I’ve told them the problem here, but honest and direct communication is not something they’re willing to do.
And as much as they love to spout crap about cultural sensitivity, they’ve never been remotely sensitive to my cultural background when it comes to expressions of emotion. They act like these background differences don’t exist, for any of us. When culture, class and disability play such a huge role in how we show emotions. And when we are punished for showing emotions in a way that doesn’t go with Nice Lady Therapist culture.
So the Nice Lady Therapist can be saying “I am about to do something that will result in your death or serious illness.”

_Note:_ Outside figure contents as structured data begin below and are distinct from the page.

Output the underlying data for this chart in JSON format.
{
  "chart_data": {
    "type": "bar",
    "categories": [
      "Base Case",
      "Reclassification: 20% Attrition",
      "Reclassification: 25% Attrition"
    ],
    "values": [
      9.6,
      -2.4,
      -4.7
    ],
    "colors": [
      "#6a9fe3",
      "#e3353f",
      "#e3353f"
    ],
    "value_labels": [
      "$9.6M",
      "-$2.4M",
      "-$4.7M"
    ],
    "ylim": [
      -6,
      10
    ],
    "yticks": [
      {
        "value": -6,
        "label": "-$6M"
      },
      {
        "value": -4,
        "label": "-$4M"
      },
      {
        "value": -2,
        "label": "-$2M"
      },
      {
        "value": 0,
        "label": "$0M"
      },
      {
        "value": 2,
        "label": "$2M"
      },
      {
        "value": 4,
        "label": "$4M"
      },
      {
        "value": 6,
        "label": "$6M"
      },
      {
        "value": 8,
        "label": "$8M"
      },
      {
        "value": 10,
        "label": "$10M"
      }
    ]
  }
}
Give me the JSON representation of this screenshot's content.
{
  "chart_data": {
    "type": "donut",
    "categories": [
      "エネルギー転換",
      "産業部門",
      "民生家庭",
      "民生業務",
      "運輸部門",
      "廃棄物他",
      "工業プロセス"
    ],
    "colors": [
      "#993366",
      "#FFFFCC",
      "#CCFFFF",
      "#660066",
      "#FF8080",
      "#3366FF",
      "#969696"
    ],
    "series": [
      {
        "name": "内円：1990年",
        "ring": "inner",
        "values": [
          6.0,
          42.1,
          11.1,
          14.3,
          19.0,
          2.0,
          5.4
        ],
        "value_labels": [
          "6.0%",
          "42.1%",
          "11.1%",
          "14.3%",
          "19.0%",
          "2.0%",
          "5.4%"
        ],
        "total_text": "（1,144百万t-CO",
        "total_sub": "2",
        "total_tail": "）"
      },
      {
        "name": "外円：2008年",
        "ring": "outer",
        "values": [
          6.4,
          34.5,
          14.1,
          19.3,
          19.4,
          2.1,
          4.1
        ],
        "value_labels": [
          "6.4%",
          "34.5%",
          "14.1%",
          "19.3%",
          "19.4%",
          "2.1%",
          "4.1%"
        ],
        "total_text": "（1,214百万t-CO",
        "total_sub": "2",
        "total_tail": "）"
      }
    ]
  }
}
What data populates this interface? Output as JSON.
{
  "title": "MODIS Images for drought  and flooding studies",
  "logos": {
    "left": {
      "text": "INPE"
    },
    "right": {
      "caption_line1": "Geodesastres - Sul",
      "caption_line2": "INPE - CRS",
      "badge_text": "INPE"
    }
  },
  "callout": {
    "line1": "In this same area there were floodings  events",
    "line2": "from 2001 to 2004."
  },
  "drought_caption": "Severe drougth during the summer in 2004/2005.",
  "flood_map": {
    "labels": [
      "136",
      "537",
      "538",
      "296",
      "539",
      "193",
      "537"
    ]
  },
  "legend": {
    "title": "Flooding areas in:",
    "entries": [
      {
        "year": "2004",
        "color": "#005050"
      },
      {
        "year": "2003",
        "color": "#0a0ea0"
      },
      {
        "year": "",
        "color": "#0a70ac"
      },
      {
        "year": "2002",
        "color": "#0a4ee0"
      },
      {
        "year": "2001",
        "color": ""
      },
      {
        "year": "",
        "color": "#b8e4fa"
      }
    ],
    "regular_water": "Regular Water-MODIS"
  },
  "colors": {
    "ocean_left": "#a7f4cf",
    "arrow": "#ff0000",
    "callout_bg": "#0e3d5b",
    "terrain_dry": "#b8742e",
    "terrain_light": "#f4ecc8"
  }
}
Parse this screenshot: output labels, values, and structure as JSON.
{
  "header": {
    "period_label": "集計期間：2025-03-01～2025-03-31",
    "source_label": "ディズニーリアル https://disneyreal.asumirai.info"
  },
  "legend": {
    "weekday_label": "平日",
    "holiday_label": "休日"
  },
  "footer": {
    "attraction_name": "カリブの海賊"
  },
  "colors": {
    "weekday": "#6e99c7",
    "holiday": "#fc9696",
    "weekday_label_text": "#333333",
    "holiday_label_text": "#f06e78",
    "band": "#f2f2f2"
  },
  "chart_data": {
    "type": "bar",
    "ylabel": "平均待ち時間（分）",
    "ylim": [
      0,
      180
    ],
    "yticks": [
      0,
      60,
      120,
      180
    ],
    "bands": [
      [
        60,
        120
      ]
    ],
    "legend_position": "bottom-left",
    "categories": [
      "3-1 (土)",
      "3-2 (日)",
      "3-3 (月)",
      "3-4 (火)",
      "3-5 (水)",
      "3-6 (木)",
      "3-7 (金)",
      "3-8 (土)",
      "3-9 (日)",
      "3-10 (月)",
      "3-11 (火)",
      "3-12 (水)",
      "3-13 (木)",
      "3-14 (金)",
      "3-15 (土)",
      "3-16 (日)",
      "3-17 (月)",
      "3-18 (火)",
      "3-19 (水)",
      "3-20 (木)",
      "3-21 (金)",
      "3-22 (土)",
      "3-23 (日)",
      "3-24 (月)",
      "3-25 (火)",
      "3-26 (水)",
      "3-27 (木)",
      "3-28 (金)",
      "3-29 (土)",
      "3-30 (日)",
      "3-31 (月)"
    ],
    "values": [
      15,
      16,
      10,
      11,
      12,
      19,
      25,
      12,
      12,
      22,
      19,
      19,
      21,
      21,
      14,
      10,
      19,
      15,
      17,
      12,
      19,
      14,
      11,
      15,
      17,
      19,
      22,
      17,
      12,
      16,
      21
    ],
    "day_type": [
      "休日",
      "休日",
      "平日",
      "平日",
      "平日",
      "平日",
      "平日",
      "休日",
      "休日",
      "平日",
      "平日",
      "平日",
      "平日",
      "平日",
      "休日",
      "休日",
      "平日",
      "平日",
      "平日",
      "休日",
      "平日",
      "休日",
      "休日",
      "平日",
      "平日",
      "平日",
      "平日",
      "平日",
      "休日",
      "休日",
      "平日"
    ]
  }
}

But the problem, then, is that we’re pissed and making the Nice Lady Therapists uncomfortable.
I beg to differ.
And mind you I will bend over backwards to be respectful when I can. It doesn’t mean I don’t look and act pissed when I’m pissed, though. And it doesn’t mean I will remain 100% civil when my back’s against the wall. And even if I said things that were horribly unfair, they still technically have to deal with me. But I didn’t.
Anyway, there are human service agency cultural norms around emotions and their appropriate and inappropriate expression. Somehow the way they apply these norms always ends up with agency management at the top, people with developmental disabilities at the bottom, and front line staff often damn near the bottom themselves.
And this can have consequences that are more than just an annoyance.